You can view the page at https://www.mandolincafe.com/forum/c...ng-Story-Short

----------


## Don Stiernberg

Yay!

----------


## Mark Seale

Fantastic!

----------


## mandomurph

> Fantastic!


Delightful, Inspiring!

----------


## Paul Statman

Congratulations, and like Don says, Yay!

----------


## Mike Marshall

Wonderful Ashley! That's a beautiful journey from the Symposium days... Proud

----------


## Paul Kotapish

Lovely!

----------


## Gypsy

Beautiful music !
Congratulations on the release. 
How exciting!!!

----------


## EvanElk

Very exciting to hear this arrangement of The Race with this ensemble after having watched the Mandolin Mondays Video a few hundred times!

----------


## Todd Bowman

Wonderful!!!

----------


## John Soper

This is outstanding!

----------


## Aaron Bohnen

This trio surely has a winning and rewarding run ahead. Wow, what a race indeed!

----------


## Larry Mossman

Well, that was just plain wonderful... Loved the melodic ideas and the execution. Looks like the project release date is tomorrow.
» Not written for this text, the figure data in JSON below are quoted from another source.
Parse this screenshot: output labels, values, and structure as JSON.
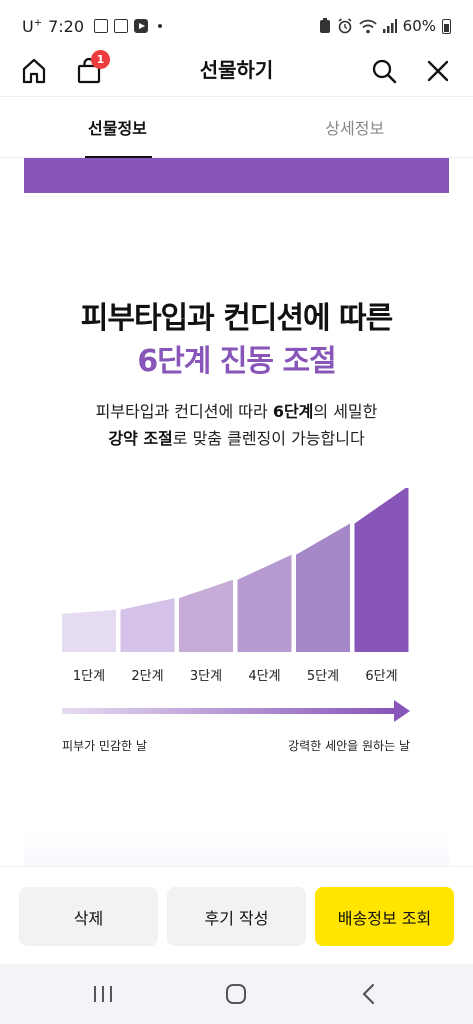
{
  "status_bar": {
    "carrier": "U",
    "carrier_sup": "+",
    "time": "7:20",
    "battery": "60%"
  },
  "header": {
    "title": "선물하기",
    "cart_badge": "1",
    "icons": [
      "home-icon",
      "shopping-bag-icon",
      "search-icon",
      "close-icon"
    ]
  },
  "tabs": [
    {
      "label": "선물정보",
      "active": true
    },
    {
      "label": "상세정보",
      "active": false
    }
  ],
  "content": {
    "headline_line1": "피부타입과 컨디션에 따른",
    "headline_line2": "6단계 진동 조절",
    "desc_line1_a": "피부타입과 컨디션에 따라 ",
    "desc_line1_b": "6단계",
    "desc_line1_c": "의 세밀한",
    "desc_line2_a": "강약 조절",
    "desc_line2_b": "로 맞춤 클렌징이 가능합니다",
    "accent_color": "#8855b8"
  },
  "chart_data": {
    "type": "bar",
    "categories": [
      "1단계",
      "2단계",
      "3단계",
      "4단계",
      "5단계",
      "6단계"
    ],
    "values": [
      1,
      2,
      3,
      4,
      5,
      6
    ],
    "bar_colors": [
      "#e6dcf2",
      "#d4c2e8",
      "#c6acd6",
      "#b89ad2",
      "#a688c8",
      "#8855b8"
    ],
    "arrow_left_label": "피부가 민감한 날",
    "arrow_right_label": "강력한 세안을 원하는 날"
  },
  "actions": {
    "delete": "삭제",
    "write_review": "후기 작성",
    "shipping_info": "배송정보 조회",
    "highlight_color": "#ffe500"
  },
  "navbar": {
    "icons": [
      "recent-apps-icon",
      "home-circle-icon",
      "back-icon"
    ]
  }
}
I'm in... L

----------


## Pete Braccio

Woot!!

----------


## Don Grieser

That's some fine music.

----------


## g-mac

Wow, this is truly a beautiful record.  Congratulations, Ashley!!

----------


## Mandolin Cafe

Ashley is the newest guest on the Mandolins and Beer podcast.

----------


## Northwest Steve

Awesome, something a little different and refreshing

----------